# Improved Music Poll(here you go)



## WingedShooter7 (Oct 28, 2005)

*What music do you listen to*​
Classic Rock712.07%Punk/Alternative/Emo11.72%COUNTRY3560.34%Rap/R&B/Pop610.34%Classic Classic(Mozart)11.72%other813.79%


----------



## WingedShooter7 (Oct 28, 2005)

LOL sorry guys heres a better one


----------



## Invector (Jan 13, 2006)

I got to listen to somthing that can get me going. So I got to say techno and dance. The up beat and words are better then listening to brittny or some fat laidy singing.


----------



## bratlabs (Mar 11, 2005)

Montgomery Gentry works for me. If I pulled up next to someone who was in camo playing technowhatever, I think Id wet myself. Damn that would be funny looking. :lol: But to each their own.


----------



## Draker16 (Nov 23, 2004)

Invector said:


> I got to listen to somthing that can get me going. So I got to say techno and dance. The up beat and words are better then listening to brittny or some fat laidy singing.


 :toofunny:


----------



## MSG Rude (Oct 6, 2003)

"What kind of music do you play here?" "O'h, we like both kinds of music, Country and Western!"

Name the movie?


----------



## swift (Jun 4, 2004)

Pork Chop,

I think that would be the classic Blues Brothers. Just thinking about that movie puts the theme to Rawhide in my head.


----------



## Ranger_Compact (Nov 2, 2005)

Is there a reason why "COUNTRY" is in all caps? Is that your fave?


----------



## MossyMO (Feb 12, 2004)

The poll is designed to automatically capitalize whichever music category has the highest percentage.....


----------



## Ranger_Compact (Nov 2, 2005)

I see...I was wondering what the significance of that was. I guess the only poll I did, never was like that, because it was always 50/50, whenever I checked it!


----------



## MossyMO (Feb 12, 2004)

Ya, judging by the votes, it may be quite a while till another category gets capitalized........ :lol:


----------



## wirehairman (Oct 31, 2005)

bratlabs said:


> Montgomery Gentry works for me. If I pulled up next to someone who was in camo playing technowhatever, I think Id wet myself. Damn that would be funny looking. :lol: But to each their own.

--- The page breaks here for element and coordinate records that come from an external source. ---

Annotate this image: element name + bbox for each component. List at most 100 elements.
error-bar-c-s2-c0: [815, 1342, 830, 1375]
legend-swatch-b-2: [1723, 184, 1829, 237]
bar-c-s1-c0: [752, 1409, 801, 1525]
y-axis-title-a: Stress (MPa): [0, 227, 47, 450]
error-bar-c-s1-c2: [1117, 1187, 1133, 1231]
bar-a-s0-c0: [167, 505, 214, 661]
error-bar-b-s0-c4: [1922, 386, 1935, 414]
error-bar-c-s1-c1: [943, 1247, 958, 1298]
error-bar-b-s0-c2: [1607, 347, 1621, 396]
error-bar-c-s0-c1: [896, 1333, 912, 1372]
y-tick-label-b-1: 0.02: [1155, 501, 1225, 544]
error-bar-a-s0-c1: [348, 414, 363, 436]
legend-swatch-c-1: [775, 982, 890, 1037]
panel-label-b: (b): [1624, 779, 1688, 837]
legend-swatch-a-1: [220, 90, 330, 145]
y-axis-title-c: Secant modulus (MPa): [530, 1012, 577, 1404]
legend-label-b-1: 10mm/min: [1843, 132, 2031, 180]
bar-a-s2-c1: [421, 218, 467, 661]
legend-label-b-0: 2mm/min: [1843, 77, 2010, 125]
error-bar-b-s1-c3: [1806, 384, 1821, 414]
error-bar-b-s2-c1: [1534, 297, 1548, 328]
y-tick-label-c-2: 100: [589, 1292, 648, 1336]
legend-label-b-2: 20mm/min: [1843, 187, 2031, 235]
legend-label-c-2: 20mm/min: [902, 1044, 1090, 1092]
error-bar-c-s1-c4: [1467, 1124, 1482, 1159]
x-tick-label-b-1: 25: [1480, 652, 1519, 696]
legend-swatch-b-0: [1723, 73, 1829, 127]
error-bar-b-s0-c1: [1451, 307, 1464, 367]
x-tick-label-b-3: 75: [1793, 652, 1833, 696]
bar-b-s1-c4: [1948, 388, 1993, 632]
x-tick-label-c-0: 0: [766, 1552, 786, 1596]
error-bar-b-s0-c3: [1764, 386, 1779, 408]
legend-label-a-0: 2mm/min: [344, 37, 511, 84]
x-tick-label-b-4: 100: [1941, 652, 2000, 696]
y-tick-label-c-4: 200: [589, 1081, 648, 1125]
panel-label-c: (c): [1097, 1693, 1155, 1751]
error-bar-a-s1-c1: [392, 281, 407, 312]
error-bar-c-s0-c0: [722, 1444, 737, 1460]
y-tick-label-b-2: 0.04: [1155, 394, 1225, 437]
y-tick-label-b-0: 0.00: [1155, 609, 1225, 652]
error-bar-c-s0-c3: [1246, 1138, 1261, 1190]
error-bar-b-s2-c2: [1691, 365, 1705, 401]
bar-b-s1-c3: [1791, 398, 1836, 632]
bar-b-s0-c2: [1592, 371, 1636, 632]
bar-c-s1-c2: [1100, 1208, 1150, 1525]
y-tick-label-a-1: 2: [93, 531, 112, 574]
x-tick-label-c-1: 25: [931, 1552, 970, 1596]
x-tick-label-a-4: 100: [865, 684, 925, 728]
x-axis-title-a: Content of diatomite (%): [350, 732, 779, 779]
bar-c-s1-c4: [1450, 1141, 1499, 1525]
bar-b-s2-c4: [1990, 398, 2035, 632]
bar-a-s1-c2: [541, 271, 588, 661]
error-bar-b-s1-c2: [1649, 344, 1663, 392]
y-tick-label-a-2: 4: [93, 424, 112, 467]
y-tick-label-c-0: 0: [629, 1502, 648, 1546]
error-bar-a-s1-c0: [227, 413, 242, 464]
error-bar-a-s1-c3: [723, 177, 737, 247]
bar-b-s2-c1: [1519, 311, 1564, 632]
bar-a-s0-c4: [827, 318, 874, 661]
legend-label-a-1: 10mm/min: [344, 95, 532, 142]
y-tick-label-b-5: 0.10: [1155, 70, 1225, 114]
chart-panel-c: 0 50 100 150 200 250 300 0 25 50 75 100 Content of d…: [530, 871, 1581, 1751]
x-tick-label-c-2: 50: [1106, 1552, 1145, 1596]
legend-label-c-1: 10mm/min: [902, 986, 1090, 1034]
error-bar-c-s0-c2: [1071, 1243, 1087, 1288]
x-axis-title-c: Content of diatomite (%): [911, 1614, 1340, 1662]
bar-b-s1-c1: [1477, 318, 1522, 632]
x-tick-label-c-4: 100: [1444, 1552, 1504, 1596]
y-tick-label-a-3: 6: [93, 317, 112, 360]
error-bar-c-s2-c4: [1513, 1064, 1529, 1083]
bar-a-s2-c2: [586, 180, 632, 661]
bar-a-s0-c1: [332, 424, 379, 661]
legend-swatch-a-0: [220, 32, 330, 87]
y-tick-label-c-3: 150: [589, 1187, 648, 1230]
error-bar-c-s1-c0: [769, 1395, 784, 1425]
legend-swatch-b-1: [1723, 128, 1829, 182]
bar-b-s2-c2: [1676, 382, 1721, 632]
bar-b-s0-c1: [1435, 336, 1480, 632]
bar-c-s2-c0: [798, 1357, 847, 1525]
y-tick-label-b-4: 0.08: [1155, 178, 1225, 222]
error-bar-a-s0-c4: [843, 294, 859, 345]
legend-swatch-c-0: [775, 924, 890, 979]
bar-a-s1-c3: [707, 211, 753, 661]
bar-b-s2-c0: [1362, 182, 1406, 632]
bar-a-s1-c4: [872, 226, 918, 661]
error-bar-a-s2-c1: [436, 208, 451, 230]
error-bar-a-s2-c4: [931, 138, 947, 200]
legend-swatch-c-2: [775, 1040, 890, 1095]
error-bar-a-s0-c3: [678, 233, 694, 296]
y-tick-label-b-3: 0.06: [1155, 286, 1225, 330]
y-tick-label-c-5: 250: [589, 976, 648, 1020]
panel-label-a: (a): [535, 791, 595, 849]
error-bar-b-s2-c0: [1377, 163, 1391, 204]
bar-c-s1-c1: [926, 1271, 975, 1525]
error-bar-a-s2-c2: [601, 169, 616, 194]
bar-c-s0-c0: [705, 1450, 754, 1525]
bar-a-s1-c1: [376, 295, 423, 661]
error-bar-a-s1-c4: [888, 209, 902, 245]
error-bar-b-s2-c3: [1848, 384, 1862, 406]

Don't pull up next to my rig, then. You never know what crazy XM station I'll be listening to day to day. :lol:


----------



## Ranger_Compact (Nov 2, 2005)

When I am actually out hunting or fishing, I'll listen to the Nitty Gritty Dirt Band or something like that, but on the way out to the farm, I usually listen to Bob Marley, so when a few people hop in my dad's truck to go somewhere, and my Bob Marley is still in the CD player, they aren't very impressed! In town it's always my Sing the Sorrow CD by A Fire Inside.


----------



## Ty (Mar 11, 2004)

bratlabs said:


> Montgomery Gentry


I bet I did something you guys havent. :wink:

I got into a fist fight with these guys at the county fair like 2 years back.

BWHAHAHAHAHAHAHA! :lol:

seriously

gotta love Jack and coke :withstupid:


----------



## buckseye (Dec 8, 2003)

Hey R_C is that tokin Bob Marley? Take a trip and never leave the farm :lol:


----------



## MSG Rude (Oct 6, 2003)

swift said:


> Pork Chop,
> 
> I think that would be the classic Blues Brothers. Just thinking about that movie puts the theme to Rawhide in my head.


Pork Chop?


----------



## bratlabs (Mar 11, 2005)

wirehairman said:


> Don't pull up next to my rig, then. You never know what crazy XM station I'll be listening to day to day. :lol:


I would expect a guy that runs Wirehair's to listen to some of the "other" music!! :lol:


----------



## sierra03 (Jan 27, 2005)

HEY...I saw a girl at the NICKELBACK concert sporting a NODAK OUTDOORS t-shirt! Who was that!? I was happy to see a fellow proud nodaker. The concert was pretty good considering im not too much of a fan of nickelback. Got too close to the front and nearly died of dehydration and my chest collapsing in. Ahhh it was great.


----------



## mallardhunter (May 15, 2004)

Country, theres no doubt about that one


----------



## R y a n (Apr 4, 2005)

What if you listen to different genres constantly? I have to admit I like a wide variety of music. The poll should have allowed each person to select 3 genres, and should have had 3 additional choices to further seperate!  That's probably why the category "other" is in second place overall!


----------